Trino (formerly known as Presto SQL) is a distributed query engine, that allows running analytical queries across different data sources via SQL. One of those data sources can be CrateDB and this article is going to look at how to configure the connection.
Prerequisites
We assume a Trino client/server installation is already in place as per Trino’s installation instructions.
For this post, I installed Trino on macOS using Homebrew with brew install trino
and my installation directory is /usr/local/Cellar/trino/375
. Depending on your installation method, there might be different ways to start the Trino server. For the sake of this post, I start it in my console from the installation directory with the command ./bin/trino-server run
. Your preferred way of starting might differ.
Connector configuration
Due to CrateDB’s PostgreSQL protocol compatibility, we can make use of Trino’s PostgreSQL connector. Create a new file /usr/local/Cellar/trino/375/libexec/etc/catalog/postgresql.properties
to configure the connection:
connector.name=postgresql
connection-url=jdbc:postgresql://<CrateDB hostname>:5432/
connection-user=<CrateDB username>
connection-password=<CrateDB password>
insert.non-transactional-insert.enabled=true
Please replace the placeholders for the CrateDB hostname, username, and password to match your setup. Besides the connection details, the configuration has two particularities:
- No database name: With PostgreSQL, a JDBC connection URL usually ends with a database name. We intentionally omit the database name when connecting to CrateDB for compatibility reasons.
CrateDB consists of a single database with multiple schemas, hence we do not specify a database name in theconnection-url
. If a database name is specified, you will run into an error message on certain operations (ERROR: Table with more than 2 QualifiedName parts is not supported. Only <schema>.<tableName> works
). - Disabling transactions: Being a database with eventual consistency, CrateDB doesn’t support transactions. By default, the PostgreSQL connector will wrap
INSERT
queries into transactions and attempt to create a temporary table. We disable this behavior with theinsert.non-transactional-insert.enabled
parameter.
Running queries against CrateDB
Once the PostgreSQL connector is configured, we can connect to the Trino server using its CLI:
# schema refers to an existing CrateDB schema
$ ./bin/trino --catalog postgresql --schema doc
trino:doc>
A SHOW TABLES
query should successfully list all existing tables in the specified CrateDB schema and you can proceed with querying them.

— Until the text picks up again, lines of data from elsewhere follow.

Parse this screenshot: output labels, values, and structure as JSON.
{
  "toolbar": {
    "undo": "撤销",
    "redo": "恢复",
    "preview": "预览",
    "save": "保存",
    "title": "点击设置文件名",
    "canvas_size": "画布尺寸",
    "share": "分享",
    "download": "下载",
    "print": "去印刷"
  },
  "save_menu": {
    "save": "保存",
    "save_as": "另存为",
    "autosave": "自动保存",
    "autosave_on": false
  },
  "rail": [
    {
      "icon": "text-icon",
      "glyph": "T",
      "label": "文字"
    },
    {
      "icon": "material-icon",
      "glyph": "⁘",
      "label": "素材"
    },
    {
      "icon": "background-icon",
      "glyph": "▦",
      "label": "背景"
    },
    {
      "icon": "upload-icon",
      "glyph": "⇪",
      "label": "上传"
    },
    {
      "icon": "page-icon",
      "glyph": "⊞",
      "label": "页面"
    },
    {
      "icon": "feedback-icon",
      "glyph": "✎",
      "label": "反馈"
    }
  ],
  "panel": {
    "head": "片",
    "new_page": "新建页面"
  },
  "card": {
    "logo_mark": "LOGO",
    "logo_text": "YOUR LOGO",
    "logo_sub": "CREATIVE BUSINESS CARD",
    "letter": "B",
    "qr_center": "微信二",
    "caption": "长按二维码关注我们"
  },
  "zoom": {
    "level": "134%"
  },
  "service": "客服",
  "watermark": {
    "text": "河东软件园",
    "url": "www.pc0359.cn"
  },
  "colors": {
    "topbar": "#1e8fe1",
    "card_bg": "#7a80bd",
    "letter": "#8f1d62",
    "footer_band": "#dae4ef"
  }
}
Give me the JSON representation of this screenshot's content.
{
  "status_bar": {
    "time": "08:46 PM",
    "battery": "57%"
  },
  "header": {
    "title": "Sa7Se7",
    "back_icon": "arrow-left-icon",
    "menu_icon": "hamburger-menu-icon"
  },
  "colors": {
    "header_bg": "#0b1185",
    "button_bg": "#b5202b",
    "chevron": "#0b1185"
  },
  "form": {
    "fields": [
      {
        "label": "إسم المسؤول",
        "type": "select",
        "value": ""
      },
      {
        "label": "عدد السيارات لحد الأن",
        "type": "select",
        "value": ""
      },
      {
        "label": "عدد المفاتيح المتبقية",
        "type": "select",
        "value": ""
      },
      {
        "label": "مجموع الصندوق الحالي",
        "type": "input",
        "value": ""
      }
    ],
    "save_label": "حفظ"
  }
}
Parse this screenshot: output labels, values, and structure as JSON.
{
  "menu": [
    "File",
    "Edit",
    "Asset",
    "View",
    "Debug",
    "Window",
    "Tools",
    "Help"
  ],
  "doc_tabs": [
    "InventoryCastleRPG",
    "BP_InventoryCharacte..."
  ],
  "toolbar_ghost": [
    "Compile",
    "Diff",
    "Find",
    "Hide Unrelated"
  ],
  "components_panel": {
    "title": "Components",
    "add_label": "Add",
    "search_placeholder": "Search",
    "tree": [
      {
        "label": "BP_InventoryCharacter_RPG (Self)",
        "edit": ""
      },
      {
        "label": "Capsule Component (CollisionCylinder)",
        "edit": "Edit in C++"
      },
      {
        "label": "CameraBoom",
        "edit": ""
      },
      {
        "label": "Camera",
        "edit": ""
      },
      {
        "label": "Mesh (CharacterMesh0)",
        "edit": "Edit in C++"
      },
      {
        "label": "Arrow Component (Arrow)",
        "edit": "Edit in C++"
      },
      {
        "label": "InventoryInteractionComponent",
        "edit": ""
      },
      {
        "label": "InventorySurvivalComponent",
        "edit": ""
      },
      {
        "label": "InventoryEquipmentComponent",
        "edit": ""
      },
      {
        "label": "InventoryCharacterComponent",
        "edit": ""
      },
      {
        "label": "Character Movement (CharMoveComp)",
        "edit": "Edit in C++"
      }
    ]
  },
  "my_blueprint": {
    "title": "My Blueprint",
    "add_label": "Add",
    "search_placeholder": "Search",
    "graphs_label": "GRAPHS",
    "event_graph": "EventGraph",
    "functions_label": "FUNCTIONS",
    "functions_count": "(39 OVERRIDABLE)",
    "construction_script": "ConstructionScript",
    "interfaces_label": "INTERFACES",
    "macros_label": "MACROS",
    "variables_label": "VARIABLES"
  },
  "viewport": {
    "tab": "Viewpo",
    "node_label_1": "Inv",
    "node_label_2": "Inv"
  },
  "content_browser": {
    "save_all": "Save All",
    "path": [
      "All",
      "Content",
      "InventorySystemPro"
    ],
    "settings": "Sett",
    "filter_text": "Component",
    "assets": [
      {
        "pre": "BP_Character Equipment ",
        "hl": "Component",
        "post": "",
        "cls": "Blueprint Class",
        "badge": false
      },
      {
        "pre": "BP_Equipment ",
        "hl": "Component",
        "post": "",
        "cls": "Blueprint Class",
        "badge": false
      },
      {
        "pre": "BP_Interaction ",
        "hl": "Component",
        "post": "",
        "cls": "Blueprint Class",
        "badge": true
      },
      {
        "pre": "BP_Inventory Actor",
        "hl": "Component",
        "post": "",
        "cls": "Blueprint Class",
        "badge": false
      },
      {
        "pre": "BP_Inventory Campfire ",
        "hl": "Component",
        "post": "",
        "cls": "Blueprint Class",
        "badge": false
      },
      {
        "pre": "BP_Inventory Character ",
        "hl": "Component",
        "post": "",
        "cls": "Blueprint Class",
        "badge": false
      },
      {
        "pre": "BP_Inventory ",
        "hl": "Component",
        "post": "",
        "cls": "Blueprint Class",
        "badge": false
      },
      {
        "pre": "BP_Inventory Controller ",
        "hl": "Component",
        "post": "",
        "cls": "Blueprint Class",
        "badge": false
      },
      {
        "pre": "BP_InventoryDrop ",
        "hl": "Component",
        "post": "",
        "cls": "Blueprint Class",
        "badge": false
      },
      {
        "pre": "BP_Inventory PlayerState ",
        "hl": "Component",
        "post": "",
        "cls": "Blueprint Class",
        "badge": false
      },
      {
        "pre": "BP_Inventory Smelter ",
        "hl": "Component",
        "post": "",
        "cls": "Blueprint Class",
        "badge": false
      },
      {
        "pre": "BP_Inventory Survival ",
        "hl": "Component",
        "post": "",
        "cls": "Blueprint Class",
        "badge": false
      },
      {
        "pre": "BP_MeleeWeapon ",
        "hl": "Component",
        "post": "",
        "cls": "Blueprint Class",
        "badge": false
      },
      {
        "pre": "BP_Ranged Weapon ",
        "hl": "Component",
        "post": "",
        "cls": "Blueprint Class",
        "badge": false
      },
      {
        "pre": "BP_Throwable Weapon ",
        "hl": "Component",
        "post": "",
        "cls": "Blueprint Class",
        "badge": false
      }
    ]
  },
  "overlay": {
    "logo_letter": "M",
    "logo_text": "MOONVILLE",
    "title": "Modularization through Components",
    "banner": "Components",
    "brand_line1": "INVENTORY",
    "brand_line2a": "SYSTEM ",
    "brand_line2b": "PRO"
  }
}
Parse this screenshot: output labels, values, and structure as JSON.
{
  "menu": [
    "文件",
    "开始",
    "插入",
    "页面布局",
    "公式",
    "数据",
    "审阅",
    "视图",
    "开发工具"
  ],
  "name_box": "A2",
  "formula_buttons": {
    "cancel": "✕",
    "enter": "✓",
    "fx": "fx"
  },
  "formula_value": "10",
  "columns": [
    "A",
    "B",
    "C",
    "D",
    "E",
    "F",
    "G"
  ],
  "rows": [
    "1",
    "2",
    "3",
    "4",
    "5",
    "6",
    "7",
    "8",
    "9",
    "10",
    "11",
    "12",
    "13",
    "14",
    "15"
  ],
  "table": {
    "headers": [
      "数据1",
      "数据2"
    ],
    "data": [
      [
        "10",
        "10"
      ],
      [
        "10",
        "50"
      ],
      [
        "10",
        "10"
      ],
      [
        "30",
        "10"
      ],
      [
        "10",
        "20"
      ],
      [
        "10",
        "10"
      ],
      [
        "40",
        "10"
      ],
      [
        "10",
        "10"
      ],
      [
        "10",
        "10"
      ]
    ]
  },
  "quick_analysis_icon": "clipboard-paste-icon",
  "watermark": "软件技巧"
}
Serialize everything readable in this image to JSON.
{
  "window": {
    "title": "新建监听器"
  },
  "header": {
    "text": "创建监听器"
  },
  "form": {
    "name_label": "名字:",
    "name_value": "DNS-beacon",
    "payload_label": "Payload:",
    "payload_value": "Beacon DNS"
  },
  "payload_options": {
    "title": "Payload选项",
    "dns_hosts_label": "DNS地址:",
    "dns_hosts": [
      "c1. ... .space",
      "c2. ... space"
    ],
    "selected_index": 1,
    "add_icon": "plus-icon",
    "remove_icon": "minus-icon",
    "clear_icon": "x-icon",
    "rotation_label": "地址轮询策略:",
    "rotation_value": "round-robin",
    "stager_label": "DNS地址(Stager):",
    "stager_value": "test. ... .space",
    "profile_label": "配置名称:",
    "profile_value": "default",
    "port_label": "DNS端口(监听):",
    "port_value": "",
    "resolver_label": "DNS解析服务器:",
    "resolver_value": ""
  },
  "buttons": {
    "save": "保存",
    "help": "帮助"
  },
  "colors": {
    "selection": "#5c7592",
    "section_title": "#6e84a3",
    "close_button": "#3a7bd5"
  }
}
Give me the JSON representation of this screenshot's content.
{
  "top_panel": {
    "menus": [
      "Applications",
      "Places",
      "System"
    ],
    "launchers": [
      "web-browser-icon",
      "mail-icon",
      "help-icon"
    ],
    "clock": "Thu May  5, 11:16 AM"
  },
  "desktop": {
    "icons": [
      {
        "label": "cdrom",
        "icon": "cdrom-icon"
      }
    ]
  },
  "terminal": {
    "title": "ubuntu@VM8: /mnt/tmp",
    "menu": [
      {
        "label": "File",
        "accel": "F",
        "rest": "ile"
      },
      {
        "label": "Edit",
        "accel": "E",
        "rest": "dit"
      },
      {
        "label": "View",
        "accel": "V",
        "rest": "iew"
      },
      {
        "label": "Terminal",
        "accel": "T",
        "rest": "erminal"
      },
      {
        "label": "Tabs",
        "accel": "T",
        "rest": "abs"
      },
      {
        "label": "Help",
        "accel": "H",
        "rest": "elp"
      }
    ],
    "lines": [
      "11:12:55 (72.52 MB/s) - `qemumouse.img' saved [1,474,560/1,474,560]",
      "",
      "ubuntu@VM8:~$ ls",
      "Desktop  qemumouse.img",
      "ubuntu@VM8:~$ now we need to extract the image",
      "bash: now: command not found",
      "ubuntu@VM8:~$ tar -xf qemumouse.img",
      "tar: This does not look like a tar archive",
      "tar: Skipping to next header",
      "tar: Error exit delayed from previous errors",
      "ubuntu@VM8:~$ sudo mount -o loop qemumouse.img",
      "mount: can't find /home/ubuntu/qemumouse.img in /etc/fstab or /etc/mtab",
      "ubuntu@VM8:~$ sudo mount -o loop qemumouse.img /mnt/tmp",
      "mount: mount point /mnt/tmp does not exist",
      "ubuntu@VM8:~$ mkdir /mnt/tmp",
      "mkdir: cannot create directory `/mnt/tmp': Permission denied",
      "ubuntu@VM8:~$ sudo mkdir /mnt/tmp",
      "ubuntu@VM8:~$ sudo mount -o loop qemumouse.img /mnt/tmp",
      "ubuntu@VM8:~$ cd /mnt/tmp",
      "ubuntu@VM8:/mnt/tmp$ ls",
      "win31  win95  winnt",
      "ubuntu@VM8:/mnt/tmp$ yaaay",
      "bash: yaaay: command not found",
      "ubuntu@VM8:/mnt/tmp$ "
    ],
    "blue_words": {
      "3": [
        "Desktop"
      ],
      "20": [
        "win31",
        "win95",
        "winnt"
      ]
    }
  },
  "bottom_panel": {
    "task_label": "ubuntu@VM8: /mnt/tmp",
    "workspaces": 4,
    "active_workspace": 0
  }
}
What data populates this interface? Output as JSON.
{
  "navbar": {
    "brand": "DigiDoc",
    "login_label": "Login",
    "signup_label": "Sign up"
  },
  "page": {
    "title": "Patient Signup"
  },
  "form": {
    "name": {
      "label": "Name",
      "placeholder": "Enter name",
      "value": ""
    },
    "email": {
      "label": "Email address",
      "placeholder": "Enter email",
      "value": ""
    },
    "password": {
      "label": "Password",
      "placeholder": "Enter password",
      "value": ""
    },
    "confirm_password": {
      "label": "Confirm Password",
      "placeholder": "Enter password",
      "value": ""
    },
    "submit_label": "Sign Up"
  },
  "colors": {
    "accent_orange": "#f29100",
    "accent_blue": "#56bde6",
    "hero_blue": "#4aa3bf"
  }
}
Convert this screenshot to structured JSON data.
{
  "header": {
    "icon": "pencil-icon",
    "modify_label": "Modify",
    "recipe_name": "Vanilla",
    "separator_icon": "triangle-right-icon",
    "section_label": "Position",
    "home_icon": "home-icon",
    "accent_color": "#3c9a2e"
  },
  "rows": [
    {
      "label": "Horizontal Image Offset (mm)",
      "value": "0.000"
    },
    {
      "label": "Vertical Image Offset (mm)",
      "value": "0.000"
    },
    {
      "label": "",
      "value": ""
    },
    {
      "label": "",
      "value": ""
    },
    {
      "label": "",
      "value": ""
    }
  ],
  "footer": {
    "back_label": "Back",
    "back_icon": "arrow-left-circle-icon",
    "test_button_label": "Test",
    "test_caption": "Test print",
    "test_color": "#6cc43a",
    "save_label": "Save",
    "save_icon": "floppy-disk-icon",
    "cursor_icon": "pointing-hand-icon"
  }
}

As CrateDB differs in some aspects from PostgreSQL, there are a few particularities to consider for your queries:
- Querying
OBJECT
columns: Columns of the data typeOBJECT
can usually be queried using the bracket notation, e.g.SELECT my_object_column['my_object_key'] FROM my_table
. In Trino’s SQL dialect, the identifier needs to be wrapped in double quotes, such asSELECT "my_object_column['my_object_key']" FROM my_table
. -
INSERT
queries: When inserting, Trino addresses tables withcatalog_name.schema_name.table_name
, which currently isn’t supported by CrateDB. Please see crate/crate#12658 on addressing this issue. - Data types: Not all of Trino’s data types can be mapped to CrateDB data types and vice versa.
- For creating tables, it can be advisable to run the
CREATE TABLE
statement directly in CrateDB. This approach is also recommended if you want to configure custom table settings, such as sharding, partitioning, or replication. - For querying tables, a strategy can be to create views preparing data in a Trino-compatible way. For example, when dealing with the
GEO_POINT
data type, using the functionsLONGITUDE
andLATITUDE
, splittingGEO_POINT
into two simple, numerical values. - Columns with data types that cannot be mapped are skipped by Trino when importing metadata. This means that such columns cannot be queried through Trino. Creating a view can be a workaround (see the previous bullet point).
- For creating tables, it can be advisable to run the
- There are limitations in Trino on what parts of a query are pushed down to the data source. Therefore, the performance of a query can decrease significantly when running it through Trino compared to running it on CrateDB directly.
Conclusion
With a few parameter tweaks, Trino can successfully connect to CrateDB. The information presented in this post is the result of a short compatibility test and is likely not exhaustive. If you use Trino with CrateDB and are aware of any additional aspects, please let us know!